After a lousy start to the day, I had the best ride on Z.
A light must have gone off in her head because she finally realized and started providing it to me quickly, that when I vibrate the inside rein I wanted her to stretch down. This is part of the Mark Russell work I’ve been writing about – the idea for the horse to relax in the front with the jaw and the poll/axis so the hindquarter and spinal energy can have a place to move too.
At this time the head does not stay relaxed and pops up a bit, especially when asked to come to halt. This will be improved on through the next months work and I expect she will process it rather quickly.
She is also extremely stiff to the left, so I’ll be glad when the chiropractor sees her mid-month. The stretch exercises were the best she has done and she did some awesome belly lifts so she will definitely be stronger by the end of 45 days then she is today, especially in the back which is most needed.
If you are a Sally Swift, Centered Riding fan, you may remember her analogy in her CR book about a kinked hose. If the horse is blocked (i.e. improper alignment, crookedness, imbalance etc…) – and here I am imagining this as the spine, the output (energy) is little; once the hose opens, the water (energy) flows freely and you have maximum power from rear to front. Tension in the rider or the horse impends this flow of energy so it doesn’t matter if you are kicking away on the hind end if the front hands are pulling back (classic issue with beginner riders).
While I could talk about all sorts of blockages, for the sake of this post, I am discussing the pressure on the reins – either with a sidepull (my equipment) or with a bridle and bit. It’s vastly important for me to remember not to overuse my reins at this stage of the riding and it’s something I have to re-train myself to do because my natural impulse is to use rein pressure.
For example, we usually ask for a halt with a slight pull back on the reins, or as I was later taught, making it a soft rubber wall where I no longer allow the hands/arms to move forward with the horses’ head. Russell covers the halt on page 40 and he also goes by the rubber wall, stepping the horse into the resistance.
Another way I’ve been thinking about this from Molly is the idea is to stop without any rein pressure at all! The concept being that any pressure creates a counter pressure which will result in an unrelaxed/tense state that does not allow the body to perform to optimum athleticism. With this in mind, you would want the hands to go forward, releasing any pressure, when you ask for the halt.

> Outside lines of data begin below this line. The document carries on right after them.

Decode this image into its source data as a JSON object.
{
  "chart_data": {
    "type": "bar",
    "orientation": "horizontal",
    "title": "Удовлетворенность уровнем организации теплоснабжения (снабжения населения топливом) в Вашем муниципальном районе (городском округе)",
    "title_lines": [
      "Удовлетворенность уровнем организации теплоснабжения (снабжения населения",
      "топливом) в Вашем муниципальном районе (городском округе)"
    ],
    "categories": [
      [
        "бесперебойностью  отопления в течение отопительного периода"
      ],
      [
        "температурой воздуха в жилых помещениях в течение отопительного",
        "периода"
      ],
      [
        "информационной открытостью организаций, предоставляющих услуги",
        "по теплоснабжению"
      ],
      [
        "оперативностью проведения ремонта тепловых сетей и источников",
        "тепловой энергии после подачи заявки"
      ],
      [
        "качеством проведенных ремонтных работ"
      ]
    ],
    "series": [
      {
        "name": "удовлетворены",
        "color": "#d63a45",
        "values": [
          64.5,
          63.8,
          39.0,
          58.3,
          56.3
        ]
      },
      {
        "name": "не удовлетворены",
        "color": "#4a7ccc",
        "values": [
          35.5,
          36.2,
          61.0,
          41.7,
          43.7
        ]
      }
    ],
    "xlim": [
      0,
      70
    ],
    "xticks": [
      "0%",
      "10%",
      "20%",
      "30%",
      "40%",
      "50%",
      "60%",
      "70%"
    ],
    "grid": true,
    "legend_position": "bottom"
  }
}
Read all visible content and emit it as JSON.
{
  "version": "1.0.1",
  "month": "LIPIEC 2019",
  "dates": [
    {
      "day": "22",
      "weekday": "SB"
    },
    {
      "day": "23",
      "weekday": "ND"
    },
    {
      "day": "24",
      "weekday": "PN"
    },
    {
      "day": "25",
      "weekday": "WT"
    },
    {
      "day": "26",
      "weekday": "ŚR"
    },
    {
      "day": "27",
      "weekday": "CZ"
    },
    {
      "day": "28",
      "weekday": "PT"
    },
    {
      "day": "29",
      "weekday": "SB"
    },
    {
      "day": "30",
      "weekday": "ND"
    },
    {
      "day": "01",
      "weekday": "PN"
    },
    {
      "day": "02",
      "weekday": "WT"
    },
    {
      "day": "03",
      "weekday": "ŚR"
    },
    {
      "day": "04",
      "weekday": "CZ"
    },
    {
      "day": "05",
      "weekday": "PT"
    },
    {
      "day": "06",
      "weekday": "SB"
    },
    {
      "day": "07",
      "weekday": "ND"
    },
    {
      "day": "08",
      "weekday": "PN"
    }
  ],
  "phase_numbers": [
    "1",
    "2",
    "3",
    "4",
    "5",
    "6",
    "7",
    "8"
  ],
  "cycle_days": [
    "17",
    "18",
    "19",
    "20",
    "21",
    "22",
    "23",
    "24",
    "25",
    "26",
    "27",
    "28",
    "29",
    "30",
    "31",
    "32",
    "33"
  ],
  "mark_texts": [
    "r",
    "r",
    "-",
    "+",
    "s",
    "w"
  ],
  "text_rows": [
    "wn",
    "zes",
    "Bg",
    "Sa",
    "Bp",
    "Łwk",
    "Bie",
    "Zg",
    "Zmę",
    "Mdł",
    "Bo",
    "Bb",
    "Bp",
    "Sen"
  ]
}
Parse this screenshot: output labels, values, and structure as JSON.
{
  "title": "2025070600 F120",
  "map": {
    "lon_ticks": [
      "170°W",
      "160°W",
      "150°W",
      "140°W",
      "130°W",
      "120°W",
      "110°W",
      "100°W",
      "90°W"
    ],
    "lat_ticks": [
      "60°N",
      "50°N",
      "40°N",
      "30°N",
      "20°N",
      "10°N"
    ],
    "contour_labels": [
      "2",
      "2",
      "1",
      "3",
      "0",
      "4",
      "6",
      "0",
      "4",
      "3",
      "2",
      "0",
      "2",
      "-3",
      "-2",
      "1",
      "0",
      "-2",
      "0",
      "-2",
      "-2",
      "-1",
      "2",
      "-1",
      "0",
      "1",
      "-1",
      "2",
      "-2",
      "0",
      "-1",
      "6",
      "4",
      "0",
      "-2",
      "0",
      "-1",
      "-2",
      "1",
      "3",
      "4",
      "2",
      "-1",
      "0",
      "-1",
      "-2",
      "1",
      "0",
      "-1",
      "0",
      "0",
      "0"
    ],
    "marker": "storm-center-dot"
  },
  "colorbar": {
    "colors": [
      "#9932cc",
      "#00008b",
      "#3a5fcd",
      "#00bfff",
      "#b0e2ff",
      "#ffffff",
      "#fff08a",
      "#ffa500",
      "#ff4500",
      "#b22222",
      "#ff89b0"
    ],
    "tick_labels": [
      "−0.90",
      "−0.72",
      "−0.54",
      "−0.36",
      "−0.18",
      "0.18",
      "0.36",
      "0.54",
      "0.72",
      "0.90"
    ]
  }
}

So how do you stop your horse? First, without rein pressure. Second, returning to Sally Swift (Centered Riding) look at her exercise where you grow tall to the sky, and grow long to the ground. This re-centering alone on the rider’s part can allow a horse to halt, especially is you stop moving your hips with the walking motion. This is the very beginning of training the horse to move off the seat instead of the more visible aids of hands and legs.
Other options, if the horse is rushing and not listening at all is to tilt the nose to the inside and spiral the horse in – eventually this pick up and bend to the inside, along with your seat energy (no leg, quiet seat, grown down and up) means to halt. Or the horse can have a slight bend of the nose to the rail. My personal preference is the inside spiral as it makes the horse work harder and they eventually figure out “why am I doing so much when she is asking so little?” and being naturally an animal that would rather stand still then work harder, they comply.
Now I just need to remember it every time!